Алексеевы принадлежали к старинному дворянскому роду, известному в землях Псковских. Я рассказал об их следе в Золотом веке нашей литературы, написав, условно говоря, «Сагу об Алексеевых».
Но вернемся в день вчерашний.
История далекого предка не сохранилась в семейных преданиях, уйдя, по всей вероятности, в другие линии Алексеевского рода. А вот историю своего дяди Василия Ивановича Алексеева – его американский эксперимент и дружбу со Львом Николаевичем Толстым – матушка все же мне рассказала, так как очень этим гордилась.
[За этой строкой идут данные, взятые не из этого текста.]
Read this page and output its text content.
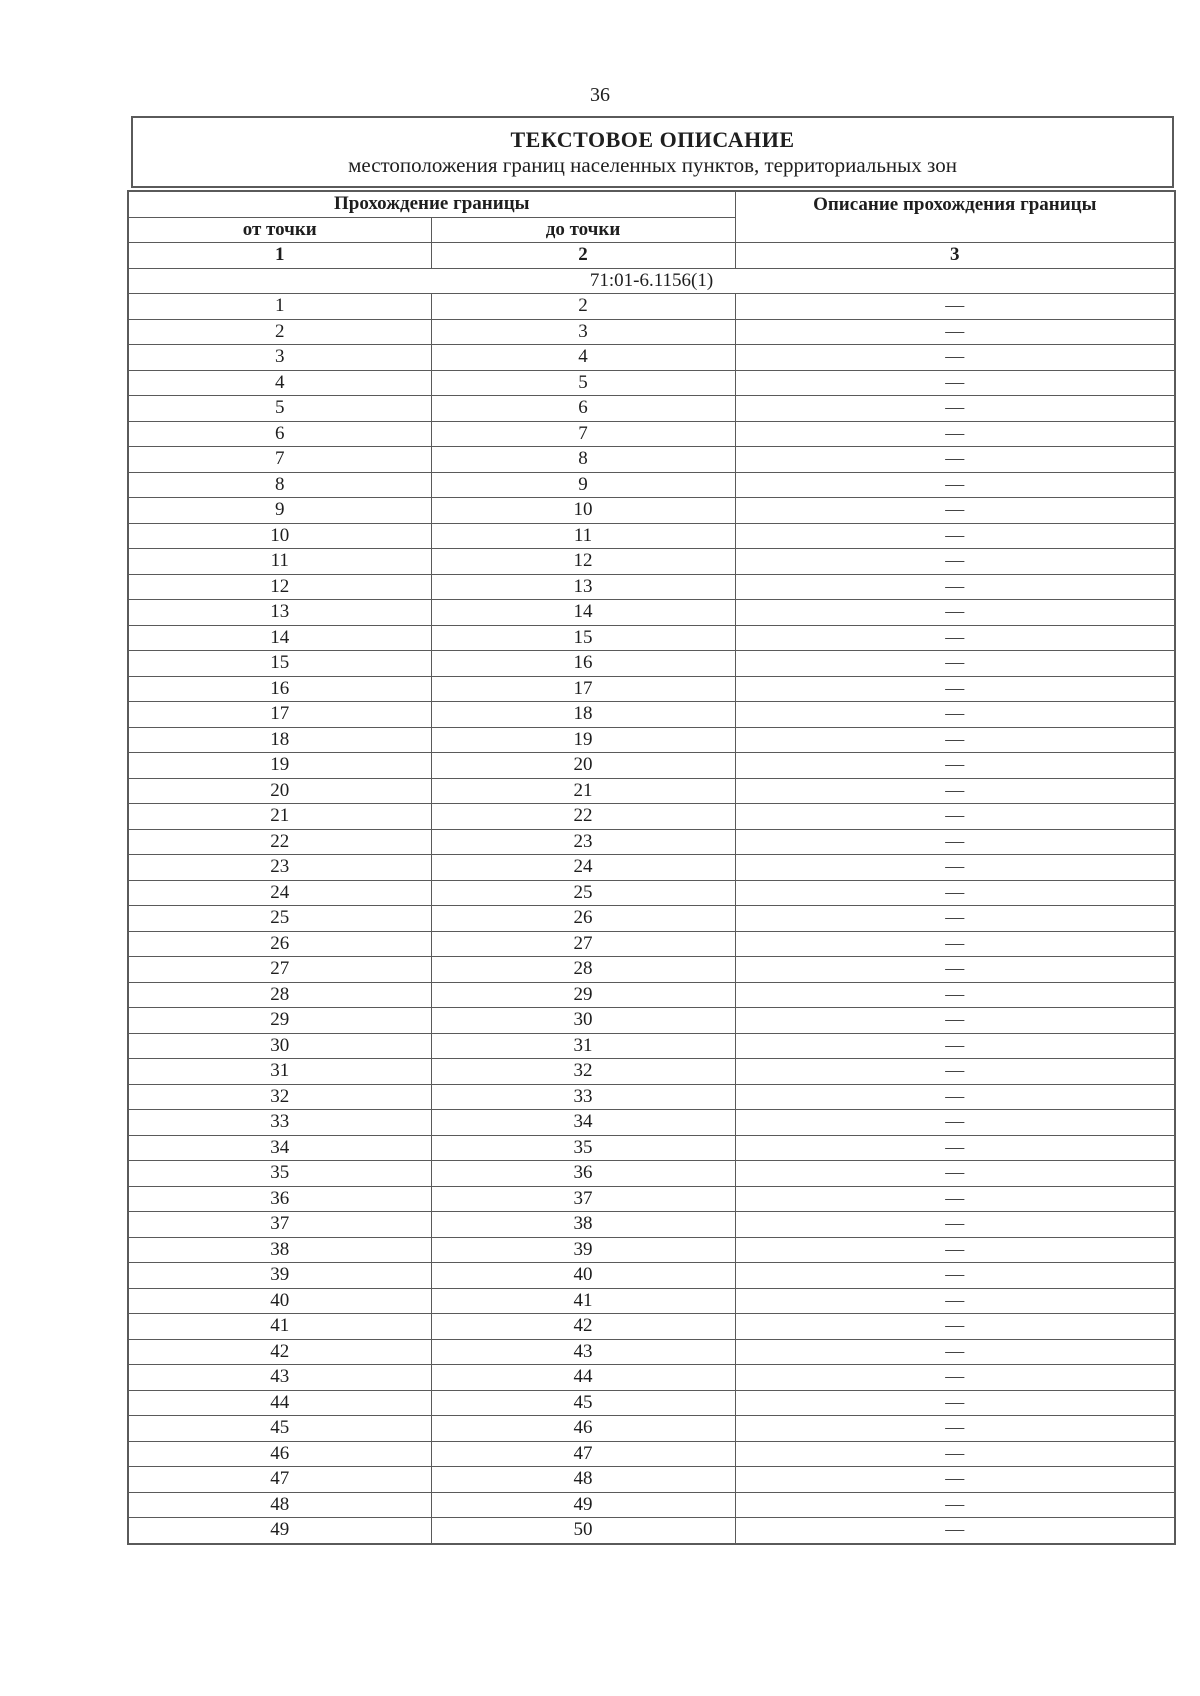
36
ТЕКСТОВОЕ ОПИСАНИЕ
местоположения границ населенных пунктов, территориальных зон
Прохождение границы		Описание прохождения границы
от точки	до точки	
1	2	3
71:01-6.1156(1)		
1	2	—
2	3	—
3	4	—
4	5	—
5	6	—
6	7	—
7	8	—
8	9	—
9	10	—
10	11	—
11	12	—
12	13	—
13	14	—
14	15	—
15	16	—
16	17	—
17	18	—
18	19	—
19	20	—
20	21	—
21	22	—
22	23	—
23	24	—
24	25	—
25	26	—
26	27	—
27	28	—
28	29	—
29	30	—
30	31	—
31	32	—
32	33	—
33	34	—
34	35	—
35	36	—
36	37	—
37	38	—
38	39	—
39	40	—
40	41	—
41	42	—
42	43	—
43	44	—
44	45	—
45	46	—
46	47	—
47	48	—
48	49	—
49	50	—
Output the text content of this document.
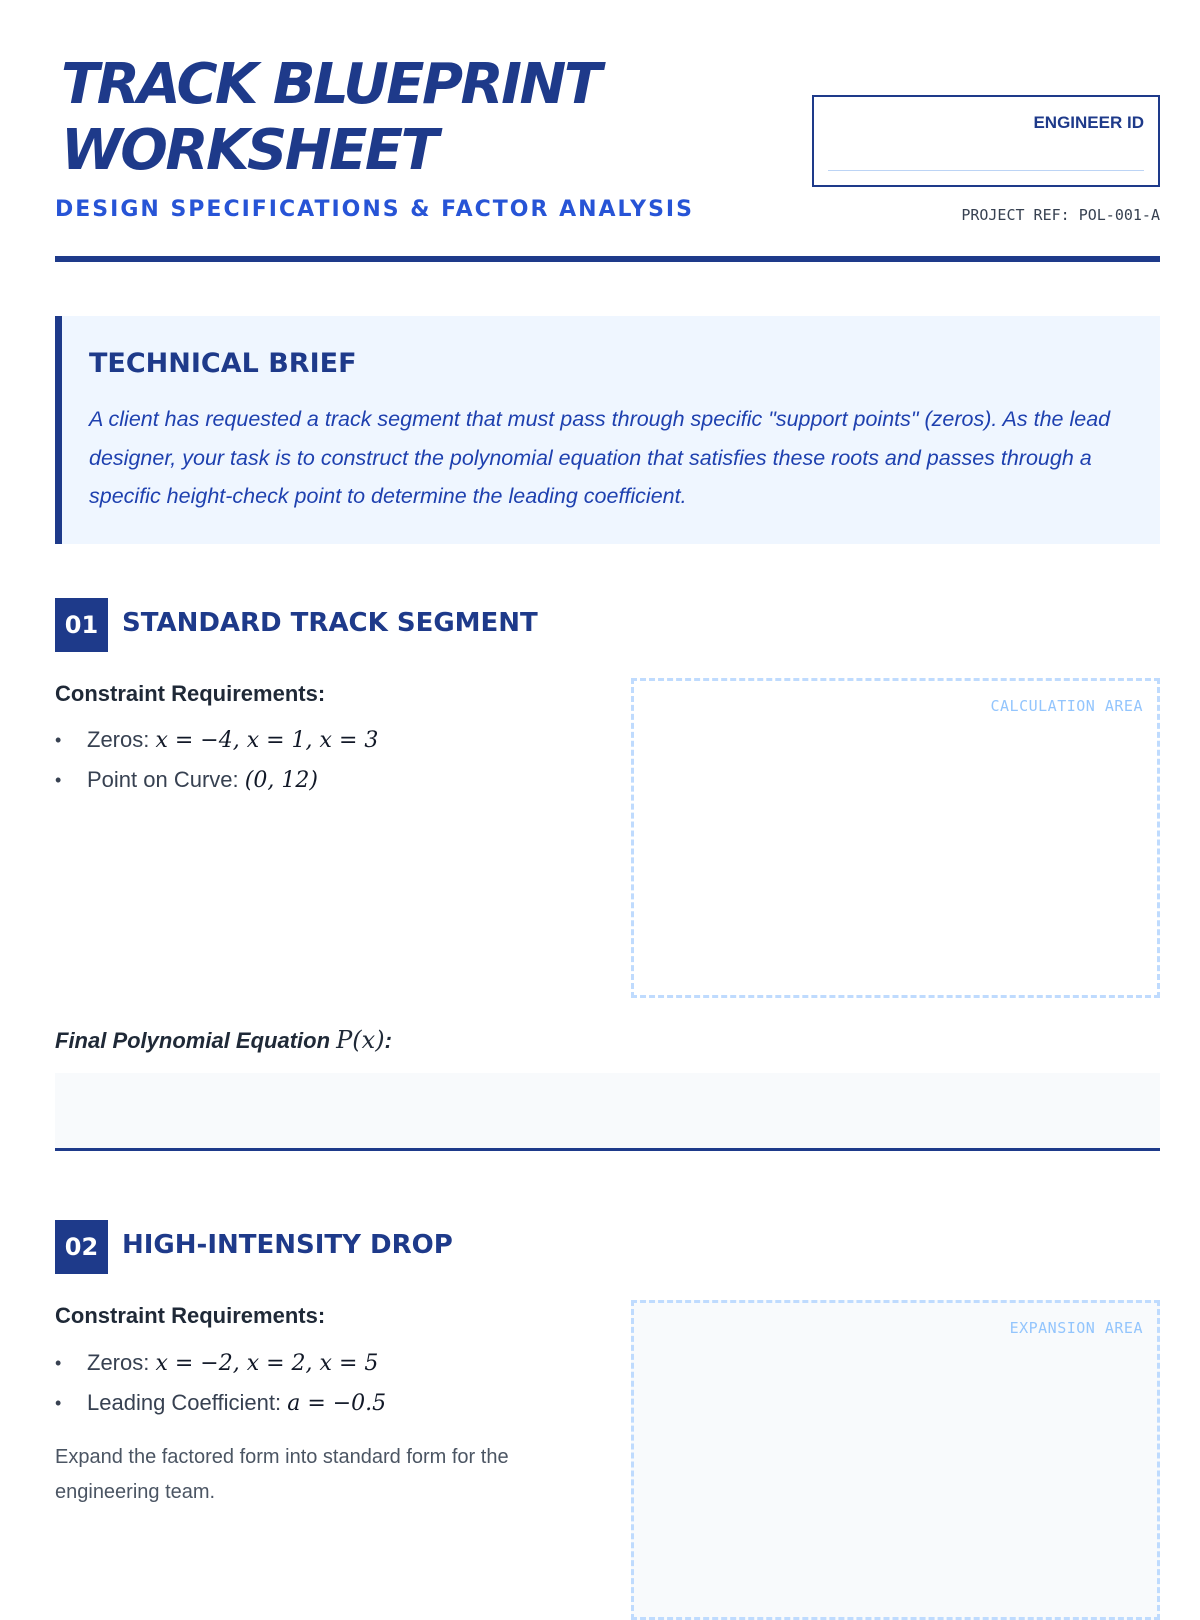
TRACK BLUEPRINT
WORKSHEET
DESIGN SPECIFICATIONS & FACTOR ANALYSIS
ENGINEER ID
PROJECT REF: POL-001-A
TECHNICAL BRIEF

A client has requested a track segment that must pass through specific "support points" (zeros). As the lead designer, your task is to construct the polynomial equation that satisfies these roots and passes through a specific height-check point to determine the leading coefficient.

01 STANDARD TRACK SEGMENT
Constraint Requirements:
• Zeros: x = −4, x = 1, x = 3
• Point on Curve: (0, 12)
CALCULATION AREA
Final Polynomial Equation P(x):
02 HIGH-INTENSITY DROP
Constraint Requirements:
• Zeros: x = −2, x = 2, x = 5
• Leading Coefficient: a = −0.5

Expand the factored form into standard form for the engineering team.

EXPANSION AREA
По ее словам, ее отец Иван Иванович Алексеев активно участвовал вместе с братом Василием в кружке Чайковцев, строил коммуну в американском штате Канзас по методу Фурье и был близко знаком с Л.Н.Толстым. В романе «Были и небыли» я сделал его младше, передав многое брату Федору. Василий Иванович, как известно, не только стал первым толстовцем, истово уверовав в учение своего гениального друга, но и спас от забвения и уничтожения его «Евангелие», переписав рукопись Льва Николаевича за одну ночь перед ее отправкой в Синод. Метаморфоза, произошедшая с атеистом и прогрессистом, была исключительна даже для того времени, и, по словам матушки, Василий Иванович объяснял это кардинальное изменение своих взглядов одним разговором со Львом Николаевичем. Из первого издания романа эта сцена выскочила, почему я и решил восстановить ее в этом тексте.
Итак, однажды – не хочу указывать год, это не так уж существенно – Л.Н.Толстой и В.И.Алексеев пошли прогуляться в Засеку. И возник разговор…
* * *
– …К мысли человек приходит различными путями размышлений. И мысли бывают ошибочными, а размышления – нет, даже если и отбрасывают их потом. Так что то, что вам, Василий Иванович, сейчас поведаю, возможно, сам же впоследствии и отрину, ибо ничего не утверждаю, а лишь пытаюсь рассуждать. О человеке. Нет, даже, пожалуй, о человечестве, о людях. Среди них вы и двоих одинаковых не сыщете не только в числе сущих, но и во все времена от Адама и Евы. Все – разные, все – неповторимые, а все же если в сумме брать, то сумма эта из двух частей состоять будет.